I struggle with this because for the first chunk of my life I was told my worth was in material things. In being able to keep up with men in any event, in what my career status was. When I really should have been appreciating the role God gave women.
I was also given the wonderful gift of being able to create art. This is where my daily struggle comes in. I sometimes find myself frustrated that I can’t always just glue myself to a tablet and draw to my heart’s content. But I quickly realize how selfish that feeling is (and fleeting). For one, it is not my role to bring home money. I’m not meant to dedicate hours or days to an income. That isn’t the role I agreed to. Second, I guarantee I will not be saying ‘I’m so glad I made that exact art piece’, or ‘I wish I made more art’ on my deathbed. No. I have a wonderful blessing in that I get to be here for every first step, first word, and first stumble of my kid’s lives. The sacrifice my husband makes of his time to bring home an income to support us all is great. He misses a lot.

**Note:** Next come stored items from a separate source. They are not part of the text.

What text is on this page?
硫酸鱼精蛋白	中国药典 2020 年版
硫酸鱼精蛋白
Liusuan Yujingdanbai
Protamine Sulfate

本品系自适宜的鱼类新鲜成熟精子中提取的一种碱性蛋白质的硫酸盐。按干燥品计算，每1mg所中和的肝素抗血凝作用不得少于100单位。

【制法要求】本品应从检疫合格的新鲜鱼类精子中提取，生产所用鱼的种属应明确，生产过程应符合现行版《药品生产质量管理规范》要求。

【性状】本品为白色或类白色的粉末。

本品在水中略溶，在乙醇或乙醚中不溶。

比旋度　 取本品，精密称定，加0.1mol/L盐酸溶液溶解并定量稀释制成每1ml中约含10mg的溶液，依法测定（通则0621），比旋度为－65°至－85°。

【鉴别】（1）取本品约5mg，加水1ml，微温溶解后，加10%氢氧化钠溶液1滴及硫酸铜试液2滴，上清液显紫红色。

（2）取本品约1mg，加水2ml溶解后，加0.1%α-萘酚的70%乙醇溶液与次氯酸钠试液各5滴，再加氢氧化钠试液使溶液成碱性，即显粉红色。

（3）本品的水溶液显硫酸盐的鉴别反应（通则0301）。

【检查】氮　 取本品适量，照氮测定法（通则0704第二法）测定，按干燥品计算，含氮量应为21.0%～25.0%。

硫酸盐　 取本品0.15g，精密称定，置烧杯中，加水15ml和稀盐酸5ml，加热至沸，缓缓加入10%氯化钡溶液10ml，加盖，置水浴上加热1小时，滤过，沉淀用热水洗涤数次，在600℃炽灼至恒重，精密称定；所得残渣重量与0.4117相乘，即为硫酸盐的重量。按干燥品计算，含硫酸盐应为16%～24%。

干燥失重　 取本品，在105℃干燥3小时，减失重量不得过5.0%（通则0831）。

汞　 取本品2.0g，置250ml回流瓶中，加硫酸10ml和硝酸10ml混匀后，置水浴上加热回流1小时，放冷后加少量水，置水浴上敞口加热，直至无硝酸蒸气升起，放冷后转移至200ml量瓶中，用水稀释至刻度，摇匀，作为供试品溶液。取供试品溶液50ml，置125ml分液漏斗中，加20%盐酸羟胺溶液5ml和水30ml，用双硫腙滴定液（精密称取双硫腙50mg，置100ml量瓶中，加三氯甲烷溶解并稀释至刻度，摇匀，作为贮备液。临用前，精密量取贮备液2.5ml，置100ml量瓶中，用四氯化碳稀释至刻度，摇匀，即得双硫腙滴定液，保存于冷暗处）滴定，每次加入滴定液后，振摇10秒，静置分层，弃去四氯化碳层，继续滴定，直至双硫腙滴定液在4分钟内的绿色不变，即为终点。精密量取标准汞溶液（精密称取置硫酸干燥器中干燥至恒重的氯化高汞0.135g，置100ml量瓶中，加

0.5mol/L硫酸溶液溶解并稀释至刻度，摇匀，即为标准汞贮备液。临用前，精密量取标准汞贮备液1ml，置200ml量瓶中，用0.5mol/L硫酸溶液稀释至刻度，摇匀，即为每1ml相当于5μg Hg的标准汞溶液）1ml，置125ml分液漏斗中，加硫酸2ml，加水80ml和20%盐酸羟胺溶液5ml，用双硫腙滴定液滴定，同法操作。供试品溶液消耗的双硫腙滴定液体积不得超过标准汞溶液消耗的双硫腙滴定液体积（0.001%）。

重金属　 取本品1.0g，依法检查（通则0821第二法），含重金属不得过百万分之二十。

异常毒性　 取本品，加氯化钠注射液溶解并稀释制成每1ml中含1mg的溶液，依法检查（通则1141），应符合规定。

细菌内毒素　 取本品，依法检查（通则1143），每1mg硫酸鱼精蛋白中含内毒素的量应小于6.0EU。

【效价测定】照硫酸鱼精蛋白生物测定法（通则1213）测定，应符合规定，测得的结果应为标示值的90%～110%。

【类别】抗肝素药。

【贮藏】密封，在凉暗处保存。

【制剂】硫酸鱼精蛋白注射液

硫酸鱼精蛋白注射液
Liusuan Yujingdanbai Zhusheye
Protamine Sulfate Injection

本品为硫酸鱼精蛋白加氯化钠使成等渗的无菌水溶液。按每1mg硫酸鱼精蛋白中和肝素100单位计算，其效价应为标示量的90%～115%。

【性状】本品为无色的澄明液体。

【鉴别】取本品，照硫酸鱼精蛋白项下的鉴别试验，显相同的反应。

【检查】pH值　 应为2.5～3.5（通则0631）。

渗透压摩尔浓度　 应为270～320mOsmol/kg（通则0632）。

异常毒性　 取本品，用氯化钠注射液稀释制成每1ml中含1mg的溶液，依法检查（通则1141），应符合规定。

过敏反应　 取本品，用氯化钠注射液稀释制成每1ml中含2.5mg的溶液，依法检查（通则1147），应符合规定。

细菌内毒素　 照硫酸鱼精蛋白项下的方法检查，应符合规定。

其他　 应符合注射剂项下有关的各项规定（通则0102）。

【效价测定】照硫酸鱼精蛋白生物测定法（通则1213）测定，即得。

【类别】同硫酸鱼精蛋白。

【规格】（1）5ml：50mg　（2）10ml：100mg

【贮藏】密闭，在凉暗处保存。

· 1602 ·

I am the happiest I’ve ever been here at home raising my kids. When all the world tells me doing so holds me back. The world has no idea what it is talking about. The time that the children need me here is so so short. When they’ve grown and left the house, I’ll have plenty of time to follow my own small business ideas.


WOW time has flown. I write this end part now in 2022. May 27th, 2022 to be exact. Life comes at you fast. I’ll be writing a new update, but I thought this was still worth posting. I must have sat it down and gotten busy and forgot to post it. Thanks for reading!